PESCE, P.J., concurs in part and dissents in part in a separate memorandum.
PESCE, P.J., concurs in part and dissents in part and votes to reverse the final judgment, vacate so much of the order entered February 14, 2011 as granted landlord's motion for summary judgment and upon, in effect, granting the branch of tenant's cross motion seeking leave to reargue her prior motions to dismiss the petition or, in the alternative, for leave to interpose an answer, adhered to the prior determinations, deny landlord's motion for summary judgment and grant the branch of tenant's cross motion seeking to dismiss the petition.

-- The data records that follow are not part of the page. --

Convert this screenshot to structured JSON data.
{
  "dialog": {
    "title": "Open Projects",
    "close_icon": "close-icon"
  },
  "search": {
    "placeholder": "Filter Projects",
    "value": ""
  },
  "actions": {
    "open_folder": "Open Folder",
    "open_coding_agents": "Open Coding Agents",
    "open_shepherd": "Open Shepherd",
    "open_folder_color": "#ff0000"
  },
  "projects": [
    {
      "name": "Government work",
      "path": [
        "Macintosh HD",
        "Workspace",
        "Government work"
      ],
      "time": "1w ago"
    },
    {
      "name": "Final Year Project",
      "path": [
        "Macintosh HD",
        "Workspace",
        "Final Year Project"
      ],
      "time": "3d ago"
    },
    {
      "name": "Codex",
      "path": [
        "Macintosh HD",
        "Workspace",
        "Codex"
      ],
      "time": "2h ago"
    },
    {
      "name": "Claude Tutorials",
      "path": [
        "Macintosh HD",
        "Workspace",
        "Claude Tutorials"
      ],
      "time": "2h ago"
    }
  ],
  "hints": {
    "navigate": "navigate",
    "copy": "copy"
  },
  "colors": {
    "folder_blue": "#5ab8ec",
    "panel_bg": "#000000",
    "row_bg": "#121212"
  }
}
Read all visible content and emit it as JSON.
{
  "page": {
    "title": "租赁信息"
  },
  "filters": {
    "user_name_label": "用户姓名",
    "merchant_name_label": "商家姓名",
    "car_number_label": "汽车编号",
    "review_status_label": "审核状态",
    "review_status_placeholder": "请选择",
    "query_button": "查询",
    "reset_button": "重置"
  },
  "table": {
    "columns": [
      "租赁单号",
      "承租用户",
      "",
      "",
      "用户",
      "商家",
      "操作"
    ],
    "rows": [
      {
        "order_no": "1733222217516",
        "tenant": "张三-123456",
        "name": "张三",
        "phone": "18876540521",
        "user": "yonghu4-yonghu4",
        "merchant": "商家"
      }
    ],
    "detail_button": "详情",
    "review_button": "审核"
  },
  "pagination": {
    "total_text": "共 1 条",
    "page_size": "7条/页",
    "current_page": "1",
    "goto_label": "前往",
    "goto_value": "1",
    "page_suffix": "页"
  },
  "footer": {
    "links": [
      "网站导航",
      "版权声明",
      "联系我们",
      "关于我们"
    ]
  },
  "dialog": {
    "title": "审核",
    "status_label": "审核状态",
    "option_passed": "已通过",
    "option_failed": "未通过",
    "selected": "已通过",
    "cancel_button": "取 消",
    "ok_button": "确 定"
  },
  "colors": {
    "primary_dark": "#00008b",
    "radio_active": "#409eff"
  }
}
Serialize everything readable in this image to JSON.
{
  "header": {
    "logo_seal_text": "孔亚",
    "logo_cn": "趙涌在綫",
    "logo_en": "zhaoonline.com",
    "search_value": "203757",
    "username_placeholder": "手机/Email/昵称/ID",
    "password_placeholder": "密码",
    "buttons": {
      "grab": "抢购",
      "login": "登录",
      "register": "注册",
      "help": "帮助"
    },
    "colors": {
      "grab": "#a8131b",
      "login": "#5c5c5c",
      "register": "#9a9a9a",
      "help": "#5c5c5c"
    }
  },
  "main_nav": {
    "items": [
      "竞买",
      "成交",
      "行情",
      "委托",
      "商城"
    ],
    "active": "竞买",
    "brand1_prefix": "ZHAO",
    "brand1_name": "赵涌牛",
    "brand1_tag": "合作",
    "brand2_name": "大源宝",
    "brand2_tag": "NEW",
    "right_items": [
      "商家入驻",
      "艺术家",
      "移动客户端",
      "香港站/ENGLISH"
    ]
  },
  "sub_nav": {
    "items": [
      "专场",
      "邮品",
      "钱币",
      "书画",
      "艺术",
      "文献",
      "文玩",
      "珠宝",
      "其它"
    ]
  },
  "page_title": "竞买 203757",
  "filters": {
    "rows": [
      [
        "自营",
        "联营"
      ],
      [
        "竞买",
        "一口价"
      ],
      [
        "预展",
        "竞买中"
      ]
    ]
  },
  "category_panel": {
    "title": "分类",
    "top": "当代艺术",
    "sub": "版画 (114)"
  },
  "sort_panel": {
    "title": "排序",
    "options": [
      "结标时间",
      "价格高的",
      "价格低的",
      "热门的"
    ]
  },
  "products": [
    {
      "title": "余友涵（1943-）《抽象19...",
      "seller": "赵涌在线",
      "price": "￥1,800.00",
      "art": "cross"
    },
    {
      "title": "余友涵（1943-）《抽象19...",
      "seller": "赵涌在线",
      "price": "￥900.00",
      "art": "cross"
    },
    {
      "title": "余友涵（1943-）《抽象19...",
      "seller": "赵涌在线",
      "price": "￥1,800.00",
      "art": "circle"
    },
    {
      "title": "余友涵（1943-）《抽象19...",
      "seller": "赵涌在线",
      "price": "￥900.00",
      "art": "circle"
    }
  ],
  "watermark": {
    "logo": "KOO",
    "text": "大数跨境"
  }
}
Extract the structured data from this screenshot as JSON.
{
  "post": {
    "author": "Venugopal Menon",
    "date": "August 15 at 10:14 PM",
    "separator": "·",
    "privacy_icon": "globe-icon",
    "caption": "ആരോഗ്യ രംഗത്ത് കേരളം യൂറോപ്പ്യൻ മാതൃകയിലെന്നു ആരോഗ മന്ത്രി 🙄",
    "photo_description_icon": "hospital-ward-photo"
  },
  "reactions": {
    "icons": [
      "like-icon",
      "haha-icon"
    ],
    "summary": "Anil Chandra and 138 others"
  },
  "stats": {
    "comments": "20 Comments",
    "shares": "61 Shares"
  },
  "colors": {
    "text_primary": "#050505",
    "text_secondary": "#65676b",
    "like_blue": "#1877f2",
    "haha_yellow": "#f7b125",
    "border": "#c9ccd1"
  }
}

In my view, the branch of tenant's cross motion seeking to dismiss the petition should have been granted. It is elementary that a holdover proceeding based upon a landlord's termination of a lease may only be maintained where there is a conditional limitation in the lease providing for its early termination ( see Perrotta v. Western Regional Off–Track Betting Corp., 98 A.D.2d 1 [1983];Baumeister v. Casieri, 32 Misc.2d 654 [App Term, 1st Dept 1961]; 89–09 Sutphin Corp. v. Scarinzi, 187 Misc. 536 [App Term, 2d Dept 1946]; see also Dass–Gonzalez v. Peterson, 258 A.D.2d 298 [1999] ). As landlord was unable to produce tenant's lease, and failed even to allege, in the notice of termination and petition, the existence of such a provision in the lease, the branch of tenant's cross motion seeking the dismissal of the petition should have been granted and landlord's motion for summary judgment should have been denied.